Imigrantes em SP celebram diversidade com Copa do Mundo paralela

21 maio 2014 Atualizado pela última vez 07:41 (Brasília) 10:41 GMT

Um conjunto de quadras de futebol na zona oeste de São Paulo virou, nos últimos domingos, uma pequena Babel e uma prova da diversidade migratória da cidade.

Está sendo disputada ali a primeira edição da Copa Gringos, entre 24 equipes formadas por cerca de 360 imigrantes de nacionalidades diferentes – de Japão a Congo; de Inglaterra a Paraguai; de Camarões a Bélgica – que moram na capital paulista.

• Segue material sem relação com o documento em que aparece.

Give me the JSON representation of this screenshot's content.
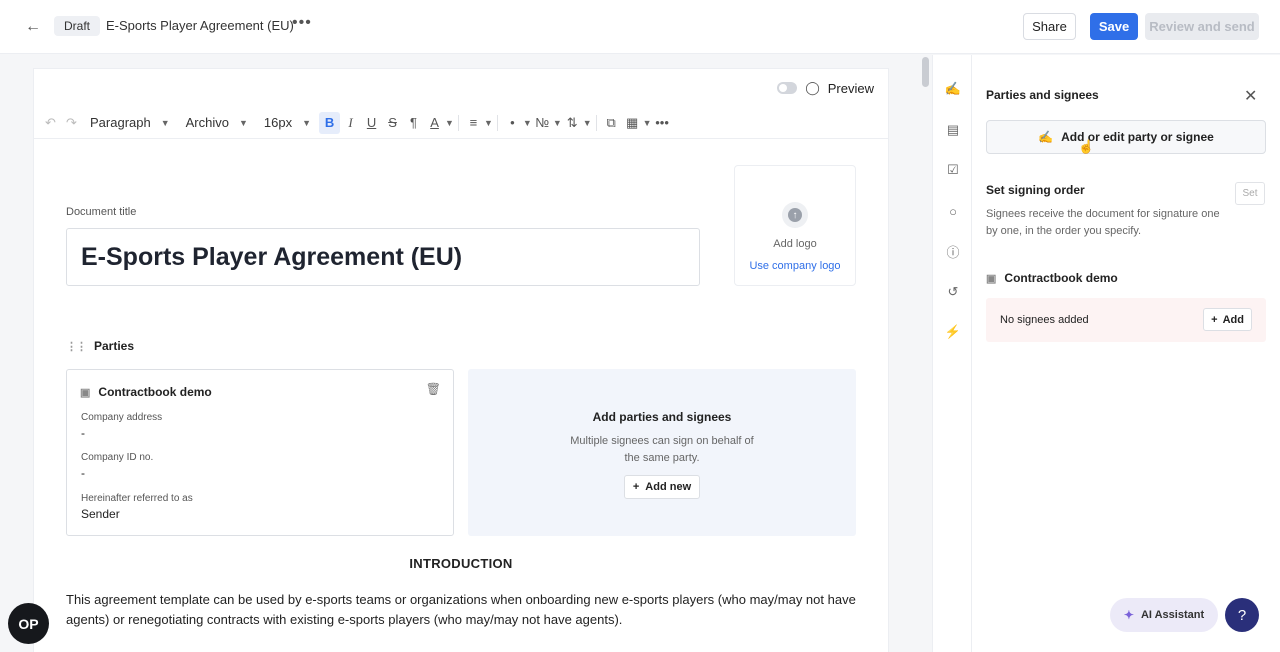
{
  "header": {
    "back_icon": "arrow-left-icon",
    "status": "Draft",
    "doc_name": "E-Sports Player Agreement (EU)",
    "more_icon": "more-horizontal-icon",
    "share_label": "Share",
    "save_label": "Save",
    "review_label": "Review and send"
  },
  "editor": {
    "preview_label": "Preview",
    "preview_enabled": false,
    "toolbar": {
      "block_style": "Paragraph",
      "font": "Archivo",
      "font_size": "16px"
    },
    "doc_title_label": "Document title",
    "doc_title": "E-Sports Player Agreement (EU)",
    "logo": {
      "add_label": "Add logo",
      "use_company_label": "Use company logo"
    },
    "parties_heading": "Parties",
    "party_card": {
      "name": "Contractbook demo",
      "fields": [
        {
          "label": "Company address",
          "value": "-"
        },
        {
          "label": "Company ID no.",
          "value": "-"
        },
        {
          "label": "Hereinafter referred to as",
          "value": "Sender"
        }
      ]
    },
    "add_parties": {
      "title": "Add parties and signees",
      "description": "Multiple signees can sign on behalf of the same party.",
      "add_new_label": "Add new"
    },
    "intro_heading": "INTRODUCTION",
    "intro_text": "This agreement template can be used by e-sports teams or organizations when onboarding new e-sports players (who may/may not have agents) or renegotiating contracts with existing e-sports players (who may/may not have agents)."
  },
  "panel": {
    "title": "Parties and signees",
    "add_edit_label": "Add or edit party or signee",
    "signing_order_title": "Set signing order",
    "set_label": "Set",
    "signing_order_desc": "Signees receive the document for signature one by one, in the order you specify.",
    "party_name": "Contractbook demo",
    "no_signees_text": "No signees added",
    "add_label": "Add"
  },
  "assistant": {
    "ai_label": "AI Assistant",
    "help_label": "?",
    "open_label": "OP"
  },
  "colors": {
    "accent": "#2f6fe8",
    "help": "#2a2f7a",
    "no_signees_bg": "#fdf3f3"
  }
}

Torneio permitiu o encontro de imigrantes com perfis totalmente diferentes

"Em um ano de Copa do Mundo, é uma forma de conhecer outros estrangeiros", diz à BBC Brasil o criador do evento, o francês Stephane Darmani, que mora em São Paulo há sete anos. "Acho que deve haver mais de 70 nacionalidades por aqui. É uma cidade cosmopolita e o lugar perfeito para um torneio assim."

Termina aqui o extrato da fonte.